Jan 14, 2008 Phil Blackwell Uncategorized
Never in the 45-year history of the “Holy War” has the Christian Brothers Academy boys basketball team enjoyed the kind of success against Bishop Ludden that it is enjoying now.
When the Brothers used a ferocious second-half comeback to prevail over the Gaelic Knights 62-49 last Friday at LeMoyne College, it marked CBA’s sixth consecutive win in the series, something never seen before.
Better yet, it gave the Brothers a 41-40 edge in the overall series — remarkable, given that Ludden, at one point, kept CBA from any victories in this rivalry from 1983 to 1996.
A packed house looked on at LeMoyne as the Brothers used a lethal combination of full-court defensive pressure and a trademark surge by star senior Marcus Sales to turn around what had once been a 14-point deficit.
With CBA riding a 10-game win streak, and Ludden 9-1 (its only blemish a two-point loss to Jamesville-DeWitt on Jan. 5), the “Holy War” had more prestige than in years past — and the playoff-like atmosphere bothered the Brothers at first.
Sales and Mike Goodman both fired up air balls with their first shots, and the Brothers’ attack followed suit for much of the first half, cold from the field as Ludden used five 3-pointers to build a 28-14 edge by the late stages of the first half.
In retrospect, said head coach Buddy Wleklinski, the five points CBA reeled off to close the margin to 28-19 at the break were critical, for it gave his team a needed boost and allowed it to unleash a more aggressive strategy after halftime.
Instead of the normal man-to-man approach, the Brothers came out with a full-court press, determined to contest every inch of space Ludden tried to use.
That heat led to turnovers — and baskets on the other end. In less than four minutes, what was a double-digit deficit became at 35-32 CBA lead, thanks to a run of 13 unanswered points.
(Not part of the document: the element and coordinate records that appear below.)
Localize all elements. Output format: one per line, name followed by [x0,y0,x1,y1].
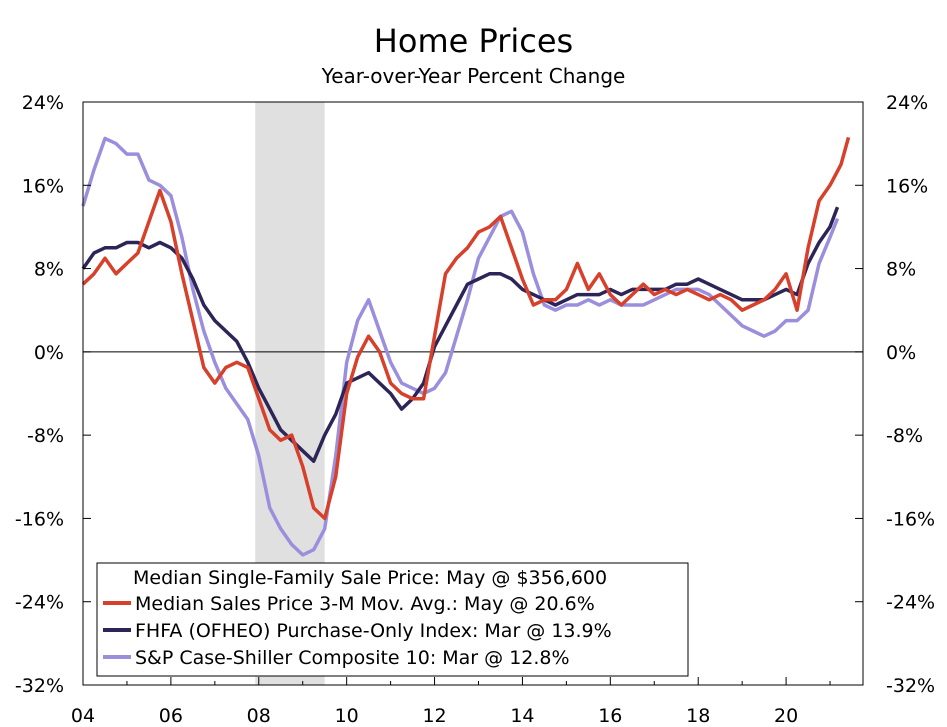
x-tick-label: 18 [686,705,710,727]
series-line-case-shiller [81,136,840,557]
y-tick-label-left: -8% [27,425,64,447]
legend: Median Single-Family Sale Price: May @ $… [96,562,689,677]
legend-note: Median Single-Family Sale Price: May @ $… [133,567,607,589]
y-tick-label-left: -16% [15,508,64,530]
y-tick-label-left: 0% [34,342,64,364]
y-tick-label-left: 16% [22,175,64,197]
x-tick-label: 16 [598,705,622,727]
y-tick-label-right: -32% [886,675,935,697]
legend-label-case-shiller: S&P Case-Shiller Composite 10: Mar @ 12.… [135,647,570,669]
series-layer [81,136,851,557]
y-tick-label-right: 8% [886,259,916,281]
y-tick-label-right: -24% [886,592,935,614]
y-tick-label-left: 8% [34,259,64,281]
y-tick-label-right: -16% [886,508,935,530]
legend-label-median: Median Sales Price 3-M Mov. Avg.: May @ … [135,593,595,615]
y-tick-label-left: -24% [15,592,64,614]
series-line-fhfa [81,206,840,463]
y-tick-label-right: -8% [886,425,923,447]
y-tick-label-left: -32% [15,675,64,697]
x-tick-label: 06 [159,705,183,727]
legend-box [96,562,689,677]
axis-layer: -32% -32% -24% -24% -16% -16% -8% -8% 0% 0% 8% 8% 16… [15,92,935,727]
x-tick-label: 10 [335,705,359,727]
y-tick-label-left: 24% [22,92,64,114]
y-tick-label-right: 0% [886,342,916,364]
x-tick-label: 08 [247,705,271,727]
legend-label-fhfa: FHFA (OFHEO) Purchase-Only Index: Mar @ … [135,620,612,642]
chart-title: Home Prices [373,22,574,60]
x-tick-label: 04 [71,705,95,727]
y-tick-label-right: 24% [886,92,928,114]
x-tick-label: 12 [422,705,446,727]
chart-subtitle: Year-over-Year Percent Change [321,64,626,88]
plot-frame [82,101,864,686]
x-tick-label: 20 [774,705,798,727]
x-tick-label: 14 [510,705,534,727]
y-tick-label-right: 16% [886,175,928,197]
series-line-median-sales [81,136,851,521]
Briefly, Ludden regrouped, closing the third quarter on an 8-0 run to go back in front 43-38. All that did, though, was give Sales a chance to take over.
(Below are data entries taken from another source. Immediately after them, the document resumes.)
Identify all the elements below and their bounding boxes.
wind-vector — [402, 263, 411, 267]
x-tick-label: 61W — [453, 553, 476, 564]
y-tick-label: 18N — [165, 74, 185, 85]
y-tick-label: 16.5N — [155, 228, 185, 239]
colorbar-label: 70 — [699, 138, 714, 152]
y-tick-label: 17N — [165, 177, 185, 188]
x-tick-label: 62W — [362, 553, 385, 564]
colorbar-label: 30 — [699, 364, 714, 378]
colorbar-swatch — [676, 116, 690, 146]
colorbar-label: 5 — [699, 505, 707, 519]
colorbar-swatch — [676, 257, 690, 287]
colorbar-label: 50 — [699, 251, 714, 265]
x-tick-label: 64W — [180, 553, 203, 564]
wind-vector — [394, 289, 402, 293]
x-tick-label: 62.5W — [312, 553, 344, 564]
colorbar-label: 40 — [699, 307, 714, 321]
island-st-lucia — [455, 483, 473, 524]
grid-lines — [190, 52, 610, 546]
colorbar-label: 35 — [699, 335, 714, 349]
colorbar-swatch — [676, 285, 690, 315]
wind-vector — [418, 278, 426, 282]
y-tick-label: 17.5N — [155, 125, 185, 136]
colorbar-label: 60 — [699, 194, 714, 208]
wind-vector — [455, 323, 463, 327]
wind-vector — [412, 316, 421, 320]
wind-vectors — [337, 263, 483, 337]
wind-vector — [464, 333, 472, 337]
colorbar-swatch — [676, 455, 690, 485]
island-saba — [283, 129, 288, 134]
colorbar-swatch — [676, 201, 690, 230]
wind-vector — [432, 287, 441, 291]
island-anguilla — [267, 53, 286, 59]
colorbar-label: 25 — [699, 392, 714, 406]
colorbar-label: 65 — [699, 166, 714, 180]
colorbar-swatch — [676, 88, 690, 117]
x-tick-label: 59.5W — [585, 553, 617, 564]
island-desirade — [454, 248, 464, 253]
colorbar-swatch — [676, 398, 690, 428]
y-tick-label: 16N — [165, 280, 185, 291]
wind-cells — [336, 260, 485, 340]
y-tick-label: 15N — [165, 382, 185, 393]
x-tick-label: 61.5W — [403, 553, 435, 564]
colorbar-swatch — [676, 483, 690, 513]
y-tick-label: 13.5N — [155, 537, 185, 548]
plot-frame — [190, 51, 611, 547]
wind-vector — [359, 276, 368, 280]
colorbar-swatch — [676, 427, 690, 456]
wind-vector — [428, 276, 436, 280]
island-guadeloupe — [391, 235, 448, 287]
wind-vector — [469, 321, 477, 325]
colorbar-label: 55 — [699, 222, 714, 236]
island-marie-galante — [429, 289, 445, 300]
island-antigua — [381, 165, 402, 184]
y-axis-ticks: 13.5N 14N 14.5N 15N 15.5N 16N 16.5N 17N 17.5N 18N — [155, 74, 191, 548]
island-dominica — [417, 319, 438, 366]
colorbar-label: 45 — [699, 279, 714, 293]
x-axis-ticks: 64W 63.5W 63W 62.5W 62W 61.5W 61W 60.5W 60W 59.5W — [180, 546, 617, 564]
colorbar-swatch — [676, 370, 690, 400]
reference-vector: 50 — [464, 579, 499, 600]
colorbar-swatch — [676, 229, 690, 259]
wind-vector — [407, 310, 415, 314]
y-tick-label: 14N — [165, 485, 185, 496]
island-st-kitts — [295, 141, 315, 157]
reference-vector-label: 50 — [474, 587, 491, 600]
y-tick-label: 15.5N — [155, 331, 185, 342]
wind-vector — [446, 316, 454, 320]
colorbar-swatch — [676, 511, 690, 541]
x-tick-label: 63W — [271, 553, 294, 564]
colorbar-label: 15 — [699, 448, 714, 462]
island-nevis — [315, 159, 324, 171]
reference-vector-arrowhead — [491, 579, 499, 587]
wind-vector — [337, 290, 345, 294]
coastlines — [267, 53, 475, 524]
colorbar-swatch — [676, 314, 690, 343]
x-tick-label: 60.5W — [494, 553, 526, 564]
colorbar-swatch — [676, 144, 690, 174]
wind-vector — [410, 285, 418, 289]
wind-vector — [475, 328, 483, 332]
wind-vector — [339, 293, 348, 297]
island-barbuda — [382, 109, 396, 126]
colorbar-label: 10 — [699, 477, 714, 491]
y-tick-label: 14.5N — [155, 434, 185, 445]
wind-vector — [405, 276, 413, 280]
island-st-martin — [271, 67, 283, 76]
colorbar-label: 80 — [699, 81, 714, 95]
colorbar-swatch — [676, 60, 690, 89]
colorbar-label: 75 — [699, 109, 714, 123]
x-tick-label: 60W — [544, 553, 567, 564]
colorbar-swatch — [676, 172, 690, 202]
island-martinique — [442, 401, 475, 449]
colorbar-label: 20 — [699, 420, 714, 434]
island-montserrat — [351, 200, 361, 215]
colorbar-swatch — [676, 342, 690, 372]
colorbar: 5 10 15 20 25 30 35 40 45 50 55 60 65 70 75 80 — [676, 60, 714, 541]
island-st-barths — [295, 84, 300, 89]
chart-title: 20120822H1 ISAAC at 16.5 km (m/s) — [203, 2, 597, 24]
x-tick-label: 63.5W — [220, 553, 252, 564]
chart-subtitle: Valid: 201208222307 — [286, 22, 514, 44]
Sales had enjoyed good games against Ludden in the past — but he was never better than now. He began the fourth quarter with back-to-back baskets, then helped on defense as the Brothers forced a 46-46 tie.
Then came the biggest blows of all. On consecutive possessions, Sales got open in the corner for 3-point looks — and made them both, igniting a 12-0 run that all but decided the outcome. Sales finished with 24 points.
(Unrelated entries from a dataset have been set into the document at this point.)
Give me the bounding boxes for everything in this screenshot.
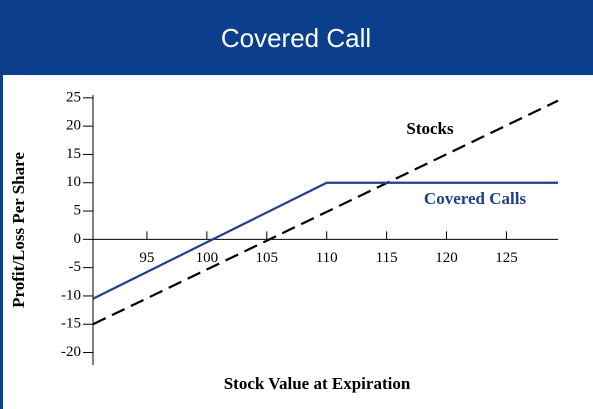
x-tick-label: 100 (196, 250, 219, 266)
y-tick-label: 10 (66, 174, 81, 190)
series-line (92, 181, 558, 300)
left-border (0, 75, 3, 409)
chart-title: Covered Call (221, 23, 371, 53)
y-axis-label: Profit/Loss Per Share (9, 152, 28, 308)
y-tick-label: 15 (66, 146, 81, 162)
y-tick-label: 25 (66, 89, 81, 105)
title-bar (0, 0, 593, 75)
series-label: Covered Calls (424, 189, 527, 208)
x-tick-label: 115 (376, 250, 398, 266)
series-label: Stocks (406, 119, 454, 138)
y-tick-label: 20 (66, 118, 81, 134)
x-tick-label: 125 (495, 250, 518, 266)
y-tick-label: -10 (61, 287, 81, 303)
x-tick-label: 95 (139, 250, 154, 266)
y-tick-label: -5 (69, 259, 82, 275)
x-axis-label: Stock Value at Expiration (224, 374, 411, 393)
y-tick-label: -20 (61, 344, 81, 360)
x-tick-label: 110 (316, 250, 338, 266)
series-line (92, 99, 559, 326)
y-tick-label: 0 (74, 231, 82, 247)
x-tick-label: 120 (435, 250, 458, 266)
x-tick-label: 105 (256, 250, 279, 266)
y-tick-label: -15 (61, 316, 81, 332)
y-tick-label: 5 (74, 202, 82, 218)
Wleklinski said that, early in the game, Sales was trying to force shots, so CBA decided to set up screens that gave Sales wide-open looks — where he capitalized.
All the while, the pressure continued on defense from Sales, Goodman, Mike Hannan, Stefan Thompson, Tim Hornstein, Troy Bullock and Sean Wayne wore Ludden out. Goodman also dominated in the paint, earning 18 points and 18 rebounds.
For CBA, the trick in last Tuesday’s game against Cortland was not to look ahead or get anyone hurt.
On both fronts, the Brothers succeeded, cruising to a 68-45 victory over the Purple Tigers. It outscored Cortland in every quarter of play and stayed in control despite quiet showings from its stars.
Sales led with 14 points, but Goodman had just seven points. Hannan had 11 points, as Bullock (nine points) and Hornstein (eight points) also made solid contribution. Stefan Thompson returned to the lineup after an ankle injury sidelined him for the better part of four games and had three points, all on made free throws.
And after all the tumult of the Ludden game, the Brothers were guaranteed to be lethargic when it returned to LeMoyne less than 24 hours later to meet Fowler in the Coaches vs. Cancer Challenge.
Still, CBA did enough to beat the Falcons 54-36 and make it 12 wins in a row, going on an 18-1 run early in the third quarter to account for much of the margin. Sales hit a trio of 3-pointers in that run and had 11 of his 19 points in that decisive spurt, while Goodman and Hannan earned seven points apiece.
As the Brothers await a Ludden rematch Feb. 1 at Onondaga Community College, it hosts Phoenix Wednesday night.